No intention to diminish your comment, just an observation that blood sucking parasites are persistent, and the available pesticides tend to lose effectiveness as the critters adapt… see, e.g., our friends the bedbugs, http://www.how-to-getridofbedbugs.com/bed-bugs-treatment-at-home/, and for the Maine-iacs, http://legislature.maine.gov/statutes/14/title14sec6021-A.html — “It’s the LAW, man!”
And it’s clear that many pension boards do follow CalPERS on many things… including the ones reported on… One can always hope, but experience teaches that the thieves and con artists are always several steps ahead of the enforcement mechanisms, even when said mechanisms are not yet crippled by their own infestations of corruption.
OK, I’m a little (a lot) over my head in really understanding this. However, a couple of weeks ago, I was at an event where Chiang attended. I asked him about NC’s reporting, which he’s well aware of. Unfortunately, he said, “she’s got it wrong.” :( And he asserted so do the others. Basically, he said the issue is that they “can’t disclose everything.” I think he was trying to sell me that they actually get a better deal but if they disclosed it, no one would do deals with them. Perhaps that’s why he’s excluding already done deals. I’m sorry I couldn’t do better talking with him but I was expecting to have some better informed help at the event but it was just me. :(
Thanks so much for buttonholing him.
Well, that just means he needs more pressure. If he has more people go after him on PE, particularly in succession, he is going to have to go beyond facile brushoffs
It takes time to cut through the sea of propaganda in which Chiang is swimming. And he is in denial regarding what the private equity performance data at the funds he oversees actually says. Moreover, I sincerely doubt, for instance, that he’s read academic studies on performance, or the exhaustively researched and scrupulously fair and even more damning as a result book Private Equity at Work.
He has a finance degree. Anyone who has any finance training has been told in school multiple times that IRR is a terrible metric and makes performance look better than it is. The very fact that he and other board members allow IRR to be compared directly to stock market returns is proof in and of itself that all the returns reporting in PE is a crock. And even using that flattering metric, PE still has underperformed its benchmarks for a decade. That means investors are not being paid enough to justify the risks they are taking by investing in the strategy.
In other words, his posture is consistent with him deferring to staff and not doing adequate oversight or engaging in independent thinking.
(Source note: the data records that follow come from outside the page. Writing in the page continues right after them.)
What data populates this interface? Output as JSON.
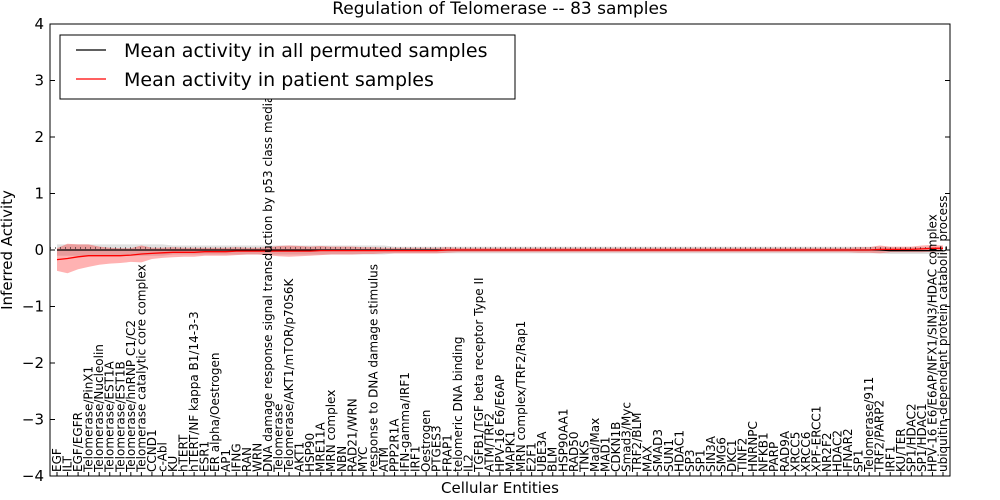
{
  "chart_data": {
    "type": "line",
    "title": "Regulation of Telomerase -- 83 samples",
    "xlabel": "Cellular Entities",
    "ylabel": "Inferred Activity",
    "ylim": [
      -4,
      4
    ],
    "yticks": [
      "4",
      "3",
      "2",
      "1",
      "0",
      "−1",
      "−2",
      "−3",
      "−4"
    ],
    "grid": false,
    "legend": {
      "placement": "top-left",
      "entries": [
        {
          "label": "Mean activity in all permuted samples",
          "color": "#000000"
        },
        {
          "label": "Mean activity in patient samples",
          "color": "#ff0000"
        }
      ]
    },
    "categories": [
      "EGF",
      "ILT",
      "EGF/EGFR",
      "Telomerase/PinX1",
      "Telomerase/Nucleolin",
      "Telomerase/EST1A",
      "Telomerase/EST1B",
      "Telomerase/hnRNP C1/C2",
      "Telomerase catalytic core complex",
      "CCND1",
      "c-Abl",
      "KU",
      "hTERT",
      "hTERT/NF kappa B1/14-3-3",
      "ESR1",
      "ER alpha/Oestrogen",
      "AP1",
      "IFNG",
      "RAN",
      "WRN",
      "DNA damage response signal transduction by p53 class mediator re",
      "Telomerase",
      "Telomerase/AKT1/mTOR/p70S6K",
      "AKT1",
      "HSP90",
      "MRE11A",
      "MRN complex",
      "NBN",
      "RAD21/WRN",
      "MYC",
      "response to DNA damage stimulus",
      "ATM",
      "PPP2R1A",
      "IFN-gamma/IRF1",
      "IRF1",
      "Oestrogen",
      "PTGES3",
      "FRAP1",
      "telomeric DNA binding",
      "IL2",
      "TGFB1/TGF beta receptor Type II",
      "ATM/TRF2",
      "HPV-16 E6/E6AP",
      "MAPK1",
      "MRN complex/TRF2/Rap1",
      "E2F1",
      "UBE3A",
      "BLM",
      "HSP90AA1",
      "RAD50",
      "TNKS",
      "Mad/Max",
      "MAD1",
      "CDKN1B",
      "Smad3/Myc",
      "TRF2/BLM",
      "MAX",
      "SMAD3",
      "SUN1",
      "HDAC1",
      "SP3",
      "SP1",
      "SIN3A",
      "SMG6",
      "DKC1",
      "TINF2",
      "HNRNPC",
      "NFKB1",
      "PARP",
      "RAD9A",
      "XRCC5",
      "XRCC6",
      "XPF-ERCC1",
      "NR2F2",
      "HDAC2",
      "IFNAR2",
      "SP1",
      "Telomerase/911",
      "TRF2/PARP2",
      "IRF1",
      "KU/TER",
      "SP1/HDAC2",
      "SP1/HDAC1",
      "HPV-16 E6/E6AP/NFX1/SIN3/HDAC complex",
      "ubiquitin-dependent protein catabolic process"
    ],
    "series": [
      {
        "name": "Mean activity in patient samples",
        "color": "#ff0000",
        "values": [
          -0.17,
          -0.15,
          -0.12,
          -0.1,
          -0.1,
          -0.1,
          -0.1,
          -0.09,
          -0.07,
          -0.06,
          -0.05,
          -0.04,
          -0.04,
          -0.04,
          -0.03,
          -0.03,
          -0.03,
          -0.02,
          -0.02,
          -0.02,
          -0.02,
          -0.02,
          -0.02,
          -0.02,
          -0.02,
          -0.01,
          -0.01,
          -0.01,
          -0.01,
          -0.01,
          -0.01,
          -0.01,
          -0.01,
          -0.01,
          -0.01,
          -0.01,
          -0.01,
          0,
          0,
          0,
          0,
          0,
          0,
          0,
          0,
          0,
          0,
          0,
          0,
          0,
          0,
          0,
          0,
          0,
          0,
          0,
          0,
          0,
          0,
          0,
          0,
          0,
          0,
          0,
          0,
          0,
          0,
          0,
          0,
          0,
          0,
          0,
          0,
          0,
          0,
          0,
          0,
          0,
          0.01,
          0.01,
          0.01,
          0.01,
          0.02,
          0.03,
          0.03
        ],
        "band": [
          0.2,
          0.26,
          0.22,
          0.2,
          0.16,
          0.14,
          0.13,
          0.12,
          0.15,
          0.1,
          0.09,
          0.09,
          0.08,
          0.08,
          0.07,
          0.07,
          0.07,
          0.07,
          0.06,
          0.06,
          0.07,
          0.09,
          0.1,
          0.09,
          0.08,
          0.08,
          0.07,
          0.07,
          0.07,
          0.06,
          0.06,
          0.05,
          0.05,
          0.05,
          0.05,
          0.05,
          0.05,
          0.05,
          0.04,
          0.04,
          0.04,
          0.04,
          0.04,
          0.04,
          0.04,
          0.04,
          0.04,
          0.04,
          0.04,
          0.04,
          0.04,
          0.04,
          0.04,
          0.04,
          0.04,
          0.04,
          0.04,
          0.04,
          0.04,
          0.04,
          0.04,
          0.04,
          0.04,
          0.04,
          0.04,
          0.04,
          0.04,
          0.04,
          0.04,
          0.04,
          0.04,
          0.04,
          0.04,
          0.04,
          0.04,
          0.04,
          0.05,
          0.05,
          0.07,
          0.05,
          0.05,
          0.05,
          0.06,
          0.06,
          0.05
        ]
      },
      {
        "name": "Mean activity in all permuted samples",
        "color": "#000000",
        "values": [
          0,
          0,
          0,
          0,
          0,
          0,
          0,
          0,
          0,
          0,
          0,
          0,
          0,
          0,
          0,
          0,
          0,
          0,
          0,
          0,
          0,
          0,
          0,
          0,
          0,
          0,
          0,
          0,
          0,
          0,
          0,
          0,
          0,
          0,
          0,
          0,
          0,
          0,
          0,
          0,
          0,
          0,
          0,
          0,
          0,
          0,
          0,
          0,
          0,
          0,
          0,
          0,
          0,
          0,
          0,
          0,
          0,
          0,
          0,
          0,
          0,
          0,
          0,
          0,
          0,
          0,
          0,
          0,
          0,
          0,
          0,
          0,
          0,
          0,
          0,
          0,
          0,
          0,
          0,
          -0.01,
          -0.01,
          -0.01,
          -0.01,
          -0.01,
          -0.01
        ],
        "band": [
          0.1,
          0.1,
          0.1,
          0.1,
          0.1,
          0.1,
          0.1,
          0.1,
          0.1,
          0.1,
          0.1,
          0.08,
          0.08,
          0.08,
          0.08,
          0.08,
          0.08,
          0.08,
          0.08,
          0.08,
          0.08,
          0.08,
          0.08,
          0.08,
          0.08,
          0.08,
          0.08,
          0.08,
          0.08,
          0.08,
          0.08,
          0.08,
          0.06,
          0.06,
          0.06,
          0.06,
          0.06,
          0.06,
          0.06,
          0.06,
          0.06,
          0.06,
          0.06,
          0.06,
          0.06,
          0.06,
          0.06,
          0.06,
          0.06,
          0.06,
          0.06,
          0.06,
          0.06,
          0.06,
          0.06,
          0.06,
          0.06,
          0.06,
          0.06,
          0.06,
          0.06,
          0.06,
          0.06,
          0.06,
          0.06,
          0.06,
          0.06,
          0.06,
          0.06,
          0.06,
          0.06,
          0.06,
          0.06,
          0.06,
          0.06,
          0.06,
          0.06,
          0.06,
          0.06,
          0.06,
          0.06,
          0.06,
          0.06,
          0.06,
          0.06
        ]
      }
    ]
  }
}
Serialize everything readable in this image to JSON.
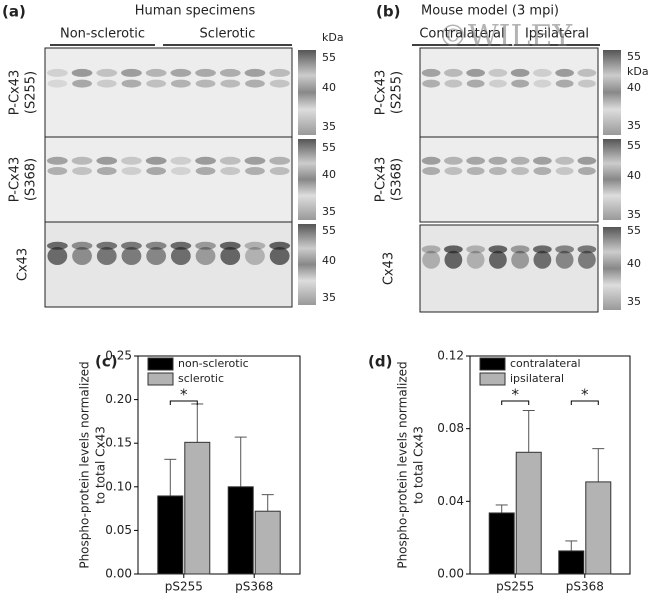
{
  "blots": [
    {
      "panel": "(a)",
      "title": "Human specimens",
      "groups": [
        "Non-sclerotic",
        "Sclerotic"
      ],
      "unit": "kDa",
      "rows": [
        {
          "label": [
            "P-Cx43",
            "(S255)"
          ],
          "markers": [
            55,
            40,
            35
          ]
        },
        {
          "label": [
            "P-Cx43",
            "(S368)"
          ],
          "markers": [
            55,
            40,
            35
          ]
        },
        {
          "label": [
            "Cx43"
          ],
          "markers": [
            55,
            40,
            35
          ]
        }
      ]
    },
    {
      "panel": "(b)",
      "title": "Mouse model (3 mpi)",
      "groups": [
        "Contralateral",
        "Ipsilateral"
      ],
      "unit": "kDa",
      "watermark": "©WILEY",
      "rows": [
        {
          "label": [
            "P-Cx43",
            "(S255)"
          ],
          "markers": [
            55,
            40,
            35
          ]
        },
        {
          "label": [
            "P-Cx43",
            "(S368)"
          ],
          "markers": [
            55,
            40,
            35
          ]
        },
        {
          "label": [
            "Cx43"
          ],
          "markers": [
            55,
            40,
            35
          ]
        }
      ]
    }
  ],
  "chart_data": [
    {
      "type": "bar",
      "panel": "(c)",
      "y_label": [
        "Phospho-protein levels normalized",
        "to total Cx43"
      ],
      "categories": [
        "pS255",
        "pS368"
      ],
      "series": [
        {
          "name": "non-sclerotic",
          "color": "#000000",
          "values": [
            0.0895,
            0.1
          ],
          "errors": [
            0.042,
            0.057
          ]
        },
        {
          "name": "sclerotic",
          "color": "#b3b3b3",
          "values": [
            0.151,
            0.072
          ],
          "errors": [
            0.044,
            0.019
          ]
        }
      ],
      "significance": [
        "*",
        null
      ],
      "ylim": [
        0,
        0.25
      ],
      "yticks": [
        {
          "value": 0,
          "label": "0.00"
        },
        {
          "value": 0.05,
          "label": "0.05"
        },
        {
          "value": 0.1,
          "label": "0.10"
        },
        {
          "value": 0.15,
          "label": "0.15"
        },
        {
          "value": 0.2,
          "label": "0.20"
        },
        {
          "value": 0.25,
          "label": "0.25"
        }
      ],
      "legend": "upper left"
    },
    {
      "type": "bar",
      "panel": "(d)",
      "y_label": [
        "Phospho-protein levels normalized",
        "to total Cx43"
      ],
      "categories": [
        "pS255",
        "pS368"
      ],
      "series": [
        {
          "name": "contralateral",
          "color": "#000000",
          "values": [
            0.0336,
            0.0127
          ],
          "errors": [
            0.0044,
            0.0055
          ]
        },
        {
          "name": "ipsilateral",
          "color": "#b3b3b3",
          "values": [
            0.067,
            0.0507
          ],
          "errors": [
            0.023,
            0.0183
          ]
        }
      ],
      "significance": [
        "*",
        "*"
      ],
      "ylim": [
        0,
        0.12
      ],
      "yticks": [
        {
          "value": 0,
          "label": "0.00"
        },
        {
          "value": 0.04,
          "label": "0.04"
        },
        {
          "value": 0.08,
          "label": "0.08"
        },
        {
          "value": 0.12,
          "label": "0.12"
        }
      ],
      "legend": "upper left"
    }
  ]
}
I’m not surprised, in a way, but it is still disappointing.
In the physical world sometimes sports metaphors are appropriate and can be applied across other manifestations of being. In this case, defense in games or contests (imagine football or boxing) the best defense is to create a well guarded stasis. In the current non sports case, as in the various sports, one needs to impel the opposition to move and thus expose weaknesses that have heretofore been stably guarded. What I think we see here is yves has gotten them to move and they have adopted a secondary defensive posture, still formidable but not the posture of their choice. Kudos to yves for this and keep after them because they certainly want to regain their previous impregnable status. Thanks Kim, for having the audacity to ask about the criticisms voiced here at NC. “She’s got it wrong” indeed.